The Poonawalla Building will be constructed on the same site as the recently announced Oxford University Pandemic Sciences Centre on the University’s Old Road Campus. It will house the headquarters and main laboratory space of the Jenner Institute, the leading academic vaccine institute named after Edward Jenner, the father of vaccination. The recent SII-Jenner Institute collaboration saw rapid development and global roll-out of the Oxford created, AstraZeneca developed and SII produced Covishield vaccine for Covid-19. Prospective collaboration plans between these two institutes include an agreement for SII to manufacture and develop, with large scale supply, the Jenner Institute’s promising R21/Matrix-M malaria vaccine, currently in Phase III trials, prioritizing countries with high malaria burdens.
"This new facility will house over 300 research scientists and will provide the focus and scale for the University’s major vaccine development programs, allowing a rapid, productive and timely expansion of this fast-growing translational area… The buildings will share infrastructure and support facilities for scientific research and academic teaching and together will form a unique hub that will significantly contribute to global pandemic preparedness and responsiveness,” specified the website.
 
 
 

  Above (from l): Dr Cyrus, Natasha and Adar Poonawalla

 
 
 

Prof Adrian Hill, director of the Jenner Institute, alluded to "the great potential of partnerships between leading universities and large-scale manufacturers to develop and supply vaccines for very cost-effective deployment at exceptional scale. We look forward to a wider range of vaccine activities in the future, building on this generous support from the Poonawalla family.” Similar sentiments were expressed by Prof Sir Peter Horby, director, Pandemic Sciences Centre, who noted, "Whilst we cannot eliminate risk, we have shown that innovation, determination and partnership can transform our ability to counter and constrain global health threats.
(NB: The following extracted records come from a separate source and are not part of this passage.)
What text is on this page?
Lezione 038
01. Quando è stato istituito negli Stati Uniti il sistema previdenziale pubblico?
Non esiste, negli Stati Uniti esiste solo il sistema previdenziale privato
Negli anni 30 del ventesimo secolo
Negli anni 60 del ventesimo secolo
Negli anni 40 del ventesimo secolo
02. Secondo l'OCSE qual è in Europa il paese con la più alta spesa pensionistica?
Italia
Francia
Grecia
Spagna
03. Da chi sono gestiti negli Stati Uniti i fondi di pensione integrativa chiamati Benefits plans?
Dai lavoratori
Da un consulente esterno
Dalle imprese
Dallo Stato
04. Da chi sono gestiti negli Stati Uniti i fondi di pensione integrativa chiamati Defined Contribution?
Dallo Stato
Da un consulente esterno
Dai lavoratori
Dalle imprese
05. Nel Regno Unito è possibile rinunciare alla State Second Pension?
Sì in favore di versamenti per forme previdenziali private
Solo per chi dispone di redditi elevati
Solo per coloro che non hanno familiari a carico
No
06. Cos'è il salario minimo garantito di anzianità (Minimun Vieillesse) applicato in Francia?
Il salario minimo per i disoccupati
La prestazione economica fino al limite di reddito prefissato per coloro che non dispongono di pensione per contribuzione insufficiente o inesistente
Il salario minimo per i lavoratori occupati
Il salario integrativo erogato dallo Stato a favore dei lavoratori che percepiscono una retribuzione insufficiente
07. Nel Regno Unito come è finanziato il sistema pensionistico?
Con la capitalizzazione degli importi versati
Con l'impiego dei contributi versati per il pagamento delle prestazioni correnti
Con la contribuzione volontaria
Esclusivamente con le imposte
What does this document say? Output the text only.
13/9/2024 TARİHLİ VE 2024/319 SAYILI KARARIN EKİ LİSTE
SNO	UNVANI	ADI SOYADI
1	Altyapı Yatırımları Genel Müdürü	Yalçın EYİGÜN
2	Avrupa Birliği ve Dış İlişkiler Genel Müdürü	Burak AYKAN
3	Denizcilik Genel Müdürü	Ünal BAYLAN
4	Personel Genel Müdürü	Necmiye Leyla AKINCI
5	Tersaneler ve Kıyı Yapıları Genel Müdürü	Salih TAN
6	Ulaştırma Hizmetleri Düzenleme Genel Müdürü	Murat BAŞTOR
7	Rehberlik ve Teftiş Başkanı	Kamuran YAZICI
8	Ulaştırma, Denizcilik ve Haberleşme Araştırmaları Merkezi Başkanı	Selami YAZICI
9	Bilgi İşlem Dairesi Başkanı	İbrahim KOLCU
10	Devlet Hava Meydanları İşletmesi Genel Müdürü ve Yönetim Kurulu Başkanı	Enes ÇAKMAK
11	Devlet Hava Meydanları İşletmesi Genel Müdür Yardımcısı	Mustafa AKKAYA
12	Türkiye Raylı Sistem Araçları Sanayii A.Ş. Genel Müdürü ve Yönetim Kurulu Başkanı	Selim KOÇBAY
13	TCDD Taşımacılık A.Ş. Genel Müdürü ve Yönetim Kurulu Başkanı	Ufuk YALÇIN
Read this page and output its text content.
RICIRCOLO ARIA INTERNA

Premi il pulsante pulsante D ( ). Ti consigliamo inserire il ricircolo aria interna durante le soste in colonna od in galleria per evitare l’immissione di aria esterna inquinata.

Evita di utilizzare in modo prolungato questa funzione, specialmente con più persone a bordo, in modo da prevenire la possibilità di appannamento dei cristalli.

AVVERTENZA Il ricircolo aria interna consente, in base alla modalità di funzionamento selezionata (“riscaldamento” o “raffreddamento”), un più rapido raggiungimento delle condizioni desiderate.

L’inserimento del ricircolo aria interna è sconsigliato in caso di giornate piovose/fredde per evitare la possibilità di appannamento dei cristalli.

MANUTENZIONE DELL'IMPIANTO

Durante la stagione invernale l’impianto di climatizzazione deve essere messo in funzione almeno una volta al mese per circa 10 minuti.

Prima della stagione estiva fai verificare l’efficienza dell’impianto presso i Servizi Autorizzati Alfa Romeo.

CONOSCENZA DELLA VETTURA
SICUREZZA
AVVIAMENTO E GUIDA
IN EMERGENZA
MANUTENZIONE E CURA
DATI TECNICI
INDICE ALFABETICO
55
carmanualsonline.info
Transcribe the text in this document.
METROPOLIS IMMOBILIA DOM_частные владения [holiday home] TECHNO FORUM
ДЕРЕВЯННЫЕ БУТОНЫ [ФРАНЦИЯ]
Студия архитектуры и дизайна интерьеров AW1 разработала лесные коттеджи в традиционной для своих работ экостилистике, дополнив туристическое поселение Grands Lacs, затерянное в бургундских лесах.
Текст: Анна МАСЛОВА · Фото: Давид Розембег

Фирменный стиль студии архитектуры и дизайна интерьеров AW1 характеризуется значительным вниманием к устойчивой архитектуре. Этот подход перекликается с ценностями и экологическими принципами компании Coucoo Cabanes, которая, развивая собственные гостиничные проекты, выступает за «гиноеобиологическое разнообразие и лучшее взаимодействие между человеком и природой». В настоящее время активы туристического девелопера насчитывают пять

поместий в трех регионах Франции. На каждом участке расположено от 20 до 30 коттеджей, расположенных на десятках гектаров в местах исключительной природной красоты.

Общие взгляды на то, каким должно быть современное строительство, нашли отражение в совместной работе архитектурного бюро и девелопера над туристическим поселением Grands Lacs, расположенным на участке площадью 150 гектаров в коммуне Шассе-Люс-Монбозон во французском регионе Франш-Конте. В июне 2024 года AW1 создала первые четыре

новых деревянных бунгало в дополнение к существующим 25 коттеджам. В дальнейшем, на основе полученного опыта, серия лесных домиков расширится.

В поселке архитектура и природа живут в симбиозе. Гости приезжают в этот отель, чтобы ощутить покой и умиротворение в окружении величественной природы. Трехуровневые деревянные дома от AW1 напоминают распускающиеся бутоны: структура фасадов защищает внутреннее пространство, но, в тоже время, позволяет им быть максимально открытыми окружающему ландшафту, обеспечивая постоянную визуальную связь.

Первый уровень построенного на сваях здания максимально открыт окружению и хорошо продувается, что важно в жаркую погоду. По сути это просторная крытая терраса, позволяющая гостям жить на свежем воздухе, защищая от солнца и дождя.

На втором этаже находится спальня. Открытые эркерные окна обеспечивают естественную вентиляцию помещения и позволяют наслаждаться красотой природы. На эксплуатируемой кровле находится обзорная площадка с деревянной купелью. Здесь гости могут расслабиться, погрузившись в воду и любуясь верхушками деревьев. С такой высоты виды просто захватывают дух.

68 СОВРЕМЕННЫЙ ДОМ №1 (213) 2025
This generous gift will help create a world-leading hub for pandemic research and innovation; a scientific power-house dedicated to protecting health for all.”
The Poonawalla Building "will no doubt become a landmark institution as part of the prestigious and world renowned Oxford University in the UK. More importantly, it will promote the minority Parsi entrepreneurship and indeed propel India to the forefront of the world forum,” noted an email from Rusi Dalal, trustee of the Zoroastrian Trust Funds of Europe (ZTFE), when reporting on the largesse of their honorary life member Cyrus and his family. The new venture will not only give "a bilateral boost to India and the UK but will be of global benefit,” summed up Dalal while thanking ZTFE patron Lord Karan Bilimoria, current president of the Confederation of British Industry, for using his good offices to facilitate this donation.
In recognition of his exemplary work, manufacturing inexpensive vaccines for the developing world, Oxford University had conferred an honorary degree on Cyrus in the summer of 2019. A write-up in The Guardian of December 15, 2021 explained how Cyrus founded SII in 1966 as a side business to his 200-acre Poonawalla Stud Farms. Serum from horse blood was used in the production of early vaccines for diphtheria, tetanus and scarlet fever.
The article gave credit to his son Adar, the chief executive officer of SII, for convincing his father to "go big” on vaccines after he watched a Bill Gates talk in 2015 when the billionaire Microsoft co-founder-turned philanthropist warned that the world was not prepared for a new viral pandemic. "We produce 1.5 billion vaccine doses each year. We never imagined the whole world being so dependent on us, but nobody else has our capacity to scale up,” noted Adar.